The BBC's David Loyn in Kabul: "A heroine by any account... when there was a suspect suicide bomber, she'd thrown her arms around him in a bear hug"

The most senior woman police officer in Afghanistan's troubled Helmand province has died in hospital, a day after being shot by unidentified gunmen.

Lieutenant Negar was shot in the neck near police headquarters in the provincial capital, Lashkar Gah.

She is the third senior policewoman to be killed in recent months. Her predecessor in Helmand, Islam Bibi, was killed on her way to work in July.

Police in Helmand face the twin threats of Taliban insurgents and drug traders.

No group has said it carried out the latest attack. A spokesman for the governor of Helmand described Lt Negar's assailants as "enemies of Afghanistan".
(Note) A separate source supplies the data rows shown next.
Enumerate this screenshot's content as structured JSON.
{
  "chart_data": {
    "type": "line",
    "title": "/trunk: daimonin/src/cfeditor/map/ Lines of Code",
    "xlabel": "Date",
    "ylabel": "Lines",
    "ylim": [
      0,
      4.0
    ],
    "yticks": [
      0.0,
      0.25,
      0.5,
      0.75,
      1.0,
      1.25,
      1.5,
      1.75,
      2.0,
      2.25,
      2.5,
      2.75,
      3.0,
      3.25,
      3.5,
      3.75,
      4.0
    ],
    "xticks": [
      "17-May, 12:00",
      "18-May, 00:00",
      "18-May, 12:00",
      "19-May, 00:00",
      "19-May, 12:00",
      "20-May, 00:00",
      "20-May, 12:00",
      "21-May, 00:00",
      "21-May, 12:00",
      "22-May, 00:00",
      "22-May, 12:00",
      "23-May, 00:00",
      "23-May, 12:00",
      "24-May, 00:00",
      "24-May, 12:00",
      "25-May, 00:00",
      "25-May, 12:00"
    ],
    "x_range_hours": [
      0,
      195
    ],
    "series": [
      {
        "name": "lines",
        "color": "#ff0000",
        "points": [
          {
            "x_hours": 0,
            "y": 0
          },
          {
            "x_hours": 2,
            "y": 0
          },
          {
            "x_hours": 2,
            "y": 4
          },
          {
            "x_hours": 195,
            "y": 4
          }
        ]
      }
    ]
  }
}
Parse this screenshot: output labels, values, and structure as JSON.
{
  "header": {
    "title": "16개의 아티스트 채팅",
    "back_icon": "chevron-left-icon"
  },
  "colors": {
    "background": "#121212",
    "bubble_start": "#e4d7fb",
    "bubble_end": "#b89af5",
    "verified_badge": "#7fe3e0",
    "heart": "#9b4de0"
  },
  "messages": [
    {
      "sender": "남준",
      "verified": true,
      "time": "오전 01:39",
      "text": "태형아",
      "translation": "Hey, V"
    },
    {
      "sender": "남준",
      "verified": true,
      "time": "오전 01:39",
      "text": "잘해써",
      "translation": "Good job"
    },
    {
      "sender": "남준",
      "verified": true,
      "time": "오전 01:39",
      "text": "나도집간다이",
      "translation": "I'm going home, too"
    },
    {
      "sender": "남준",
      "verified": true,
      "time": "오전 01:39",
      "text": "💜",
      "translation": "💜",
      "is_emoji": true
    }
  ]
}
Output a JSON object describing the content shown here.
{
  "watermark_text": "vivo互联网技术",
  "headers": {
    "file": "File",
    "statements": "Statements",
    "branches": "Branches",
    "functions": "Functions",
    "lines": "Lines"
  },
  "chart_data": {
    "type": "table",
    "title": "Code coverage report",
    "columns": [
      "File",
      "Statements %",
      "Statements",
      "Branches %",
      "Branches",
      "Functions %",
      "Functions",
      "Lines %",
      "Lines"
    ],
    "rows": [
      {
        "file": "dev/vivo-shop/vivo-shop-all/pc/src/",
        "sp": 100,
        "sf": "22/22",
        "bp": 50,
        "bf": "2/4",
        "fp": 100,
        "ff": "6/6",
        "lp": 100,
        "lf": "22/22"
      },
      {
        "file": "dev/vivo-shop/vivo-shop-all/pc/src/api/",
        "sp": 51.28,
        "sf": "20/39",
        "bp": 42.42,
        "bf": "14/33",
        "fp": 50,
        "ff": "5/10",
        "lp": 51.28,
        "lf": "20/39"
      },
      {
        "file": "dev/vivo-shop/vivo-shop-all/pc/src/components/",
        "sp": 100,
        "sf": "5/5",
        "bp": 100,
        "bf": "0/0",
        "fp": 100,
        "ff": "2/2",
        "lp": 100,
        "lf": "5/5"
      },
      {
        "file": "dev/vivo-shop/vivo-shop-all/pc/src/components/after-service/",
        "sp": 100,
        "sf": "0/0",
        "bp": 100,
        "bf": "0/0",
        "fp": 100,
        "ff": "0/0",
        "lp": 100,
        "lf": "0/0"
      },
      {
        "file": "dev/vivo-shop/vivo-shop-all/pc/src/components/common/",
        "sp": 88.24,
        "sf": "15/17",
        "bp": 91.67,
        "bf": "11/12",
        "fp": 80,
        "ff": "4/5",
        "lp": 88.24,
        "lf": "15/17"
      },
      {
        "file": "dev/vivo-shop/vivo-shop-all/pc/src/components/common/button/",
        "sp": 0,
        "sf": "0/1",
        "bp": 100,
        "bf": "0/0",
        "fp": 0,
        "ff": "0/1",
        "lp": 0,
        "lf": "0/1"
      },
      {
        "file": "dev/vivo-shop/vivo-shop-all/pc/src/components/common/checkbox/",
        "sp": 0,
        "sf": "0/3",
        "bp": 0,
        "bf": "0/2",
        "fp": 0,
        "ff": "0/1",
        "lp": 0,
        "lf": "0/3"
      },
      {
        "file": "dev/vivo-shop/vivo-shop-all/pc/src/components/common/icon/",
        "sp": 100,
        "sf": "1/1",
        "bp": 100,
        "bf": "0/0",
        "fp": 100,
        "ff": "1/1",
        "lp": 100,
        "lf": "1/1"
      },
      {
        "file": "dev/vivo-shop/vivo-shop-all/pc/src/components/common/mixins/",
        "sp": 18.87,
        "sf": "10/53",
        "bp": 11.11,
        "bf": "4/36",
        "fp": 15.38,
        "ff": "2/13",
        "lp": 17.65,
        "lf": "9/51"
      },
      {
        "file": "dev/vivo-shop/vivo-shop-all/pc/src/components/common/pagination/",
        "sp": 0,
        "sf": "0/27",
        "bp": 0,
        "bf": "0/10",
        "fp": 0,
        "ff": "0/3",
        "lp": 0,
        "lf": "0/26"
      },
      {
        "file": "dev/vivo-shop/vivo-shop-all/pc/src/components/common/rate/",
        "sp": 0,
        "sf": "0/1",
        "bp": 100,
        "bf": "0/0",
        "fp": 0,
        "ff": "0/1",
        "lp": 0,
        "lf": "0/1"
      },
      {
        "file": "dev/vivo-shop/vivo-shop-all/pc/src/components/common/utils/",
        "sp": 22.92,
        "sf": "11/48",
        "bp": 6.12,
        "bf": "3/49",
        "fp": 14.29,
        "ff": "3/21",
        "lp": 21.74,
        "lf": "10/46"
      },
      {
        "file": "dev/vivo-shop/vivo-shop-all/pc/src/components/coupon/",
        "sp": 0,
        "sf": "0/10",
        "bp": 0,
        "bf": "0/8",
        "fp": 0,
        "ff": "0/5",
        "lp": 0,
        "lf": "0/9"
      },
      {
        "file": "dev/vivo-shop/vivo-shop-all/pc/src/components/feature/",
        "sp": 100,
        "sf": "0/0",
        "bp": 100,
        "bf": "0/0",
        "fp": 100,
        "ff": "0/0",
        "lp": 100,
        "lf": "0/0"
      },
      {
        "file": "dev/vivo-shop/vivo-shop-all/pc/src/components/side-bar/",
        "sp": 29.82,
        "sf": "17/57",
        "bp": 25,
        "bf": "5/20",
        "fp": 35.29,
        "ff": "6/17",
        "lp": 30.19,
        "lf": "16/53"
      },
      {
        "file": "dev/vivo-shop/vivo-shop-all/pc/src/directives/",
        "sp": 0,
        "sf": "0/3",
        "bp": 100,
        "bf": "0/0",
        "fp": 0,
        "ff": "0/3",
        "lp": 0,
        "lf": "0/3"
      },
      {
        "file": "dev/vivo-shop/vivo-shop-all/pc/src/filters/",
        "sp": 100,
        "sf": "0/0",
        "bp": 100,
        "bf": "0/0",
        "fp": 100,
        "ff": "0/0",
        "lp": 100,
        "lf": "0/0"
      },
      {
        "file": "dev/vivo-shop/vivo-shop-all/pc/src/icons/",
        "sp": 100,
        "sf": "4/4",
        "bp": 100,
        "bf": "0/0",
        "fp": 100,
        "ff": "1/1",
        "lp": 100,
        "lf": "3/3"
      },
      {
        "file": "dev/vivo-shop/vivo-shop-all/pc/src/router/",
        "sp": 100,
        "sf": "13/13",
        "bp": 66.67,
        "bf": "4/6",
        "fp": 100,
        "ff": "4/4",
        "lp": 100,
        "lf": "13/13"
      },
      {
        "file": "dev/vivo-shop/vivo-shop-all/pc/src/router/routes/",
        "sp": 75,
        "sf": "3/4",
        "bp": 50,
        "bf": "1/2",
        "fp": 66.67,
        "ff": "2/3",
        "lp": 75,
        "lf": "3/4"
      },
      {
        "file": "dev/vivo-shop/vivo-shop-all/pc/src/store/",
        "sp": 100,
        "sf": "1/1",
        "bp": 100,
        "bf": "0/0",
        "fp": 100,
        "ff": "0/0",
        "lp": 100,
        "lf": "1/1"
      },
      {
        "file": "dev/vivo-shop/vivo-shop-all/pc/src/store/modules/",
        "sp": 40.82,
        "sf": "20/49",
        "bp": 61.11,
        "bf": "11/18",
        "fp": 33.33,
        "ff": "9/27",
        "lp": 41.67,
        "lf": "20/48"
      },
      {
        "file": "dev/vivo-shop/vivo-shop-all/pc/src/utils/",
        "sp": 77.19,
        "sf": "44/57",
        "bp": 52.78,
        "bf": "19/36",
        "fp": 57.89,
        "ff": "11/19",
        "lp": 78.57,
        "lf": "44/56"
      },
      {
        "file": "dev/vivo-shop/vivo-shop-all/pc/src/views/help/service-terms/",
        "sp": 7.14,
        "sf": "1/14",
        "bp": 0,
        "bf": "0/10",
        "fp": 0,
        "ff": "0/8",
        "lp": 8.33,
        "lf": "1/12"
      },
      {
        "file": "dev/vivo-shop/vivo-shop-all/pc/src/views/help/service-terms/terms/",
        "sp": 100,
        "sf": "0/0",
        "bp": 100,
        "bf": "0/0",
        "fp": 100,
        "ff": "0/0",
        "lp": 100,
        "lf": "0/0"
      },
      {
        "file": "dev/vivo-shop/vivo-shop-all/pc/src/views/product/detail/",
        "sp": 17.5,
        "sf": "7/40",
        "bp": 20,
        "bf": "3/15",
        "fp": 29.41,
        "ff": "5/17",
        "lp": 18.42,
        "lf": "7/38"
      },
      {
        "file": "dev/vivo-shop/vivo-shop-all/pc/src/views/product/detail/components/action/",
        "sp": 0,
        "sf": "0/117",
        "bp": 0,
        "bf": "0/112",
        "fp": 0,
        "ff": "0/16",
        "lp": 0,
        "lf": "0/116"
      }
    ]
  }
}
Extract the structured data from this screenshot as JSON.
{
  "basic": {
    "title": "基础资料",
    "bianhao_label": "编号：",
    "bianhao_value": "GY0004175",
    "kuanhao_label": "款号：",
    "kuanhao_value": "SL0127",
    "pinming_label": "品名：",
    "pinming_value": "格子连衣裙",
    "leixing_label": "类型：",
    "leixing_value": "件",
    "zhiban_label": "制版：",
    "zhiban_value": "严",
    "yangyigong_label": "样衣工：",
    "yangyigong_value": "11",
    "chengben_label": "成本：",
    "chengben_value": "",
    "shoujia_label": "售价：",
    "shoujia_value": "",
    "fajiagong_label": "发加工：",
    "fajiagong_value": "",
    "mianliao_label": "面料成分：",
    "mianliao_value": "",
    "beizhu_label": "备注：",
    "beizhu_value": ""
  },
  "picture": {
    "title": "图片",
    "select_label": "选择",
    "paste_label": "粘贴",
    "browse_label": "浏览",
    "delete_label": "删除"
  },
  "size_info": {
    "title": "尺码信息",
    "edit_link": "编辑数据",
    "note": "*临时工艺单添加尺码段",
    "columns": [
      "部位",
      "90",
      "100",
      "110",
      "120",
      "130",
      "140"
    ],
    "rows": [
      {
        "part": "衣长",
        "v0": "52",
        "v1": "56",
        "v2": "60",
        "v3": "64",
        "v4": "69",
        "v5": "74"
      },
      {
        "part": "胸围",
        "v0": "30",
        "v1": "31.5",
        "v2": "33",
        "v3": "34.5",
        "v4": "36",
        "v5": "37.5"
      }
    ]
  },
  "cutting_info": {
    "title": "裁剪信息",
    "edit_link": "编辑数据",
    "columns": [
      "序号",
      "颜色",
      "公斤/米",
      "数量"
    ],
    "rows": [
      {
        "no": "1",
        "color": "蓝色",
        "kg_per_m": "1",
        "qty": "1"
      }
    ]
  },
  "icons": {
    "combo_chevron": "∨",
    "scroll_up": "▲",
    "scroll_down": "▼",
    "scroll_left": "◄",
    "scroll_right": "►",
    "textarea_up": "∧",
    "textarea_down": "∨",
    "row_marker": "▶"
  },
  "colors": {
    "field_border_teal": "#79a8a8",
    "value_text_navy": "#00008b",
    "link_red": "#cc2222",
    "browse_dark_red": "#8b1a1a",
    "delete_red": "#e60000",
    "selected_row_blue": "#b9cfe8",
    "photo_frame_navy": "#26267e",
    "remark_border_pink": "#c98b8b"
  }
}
Afghan policewomen and relatives grieve over the body of Negar, who was shot Sunday by unknown attackers, in Helmand province of southern Afghanistan, Monday, Sept. 16, 2013. Relatives and police grieve over Lt Negar's body

The BBC's David Loyn in Kabul says Afghan troops and police are increasingly bearing the load as British and American troops draw down their forces.

Women make up just under 1% of Afghanistan's police, with nearly 1,600 policewomen serving and about 200 more in training.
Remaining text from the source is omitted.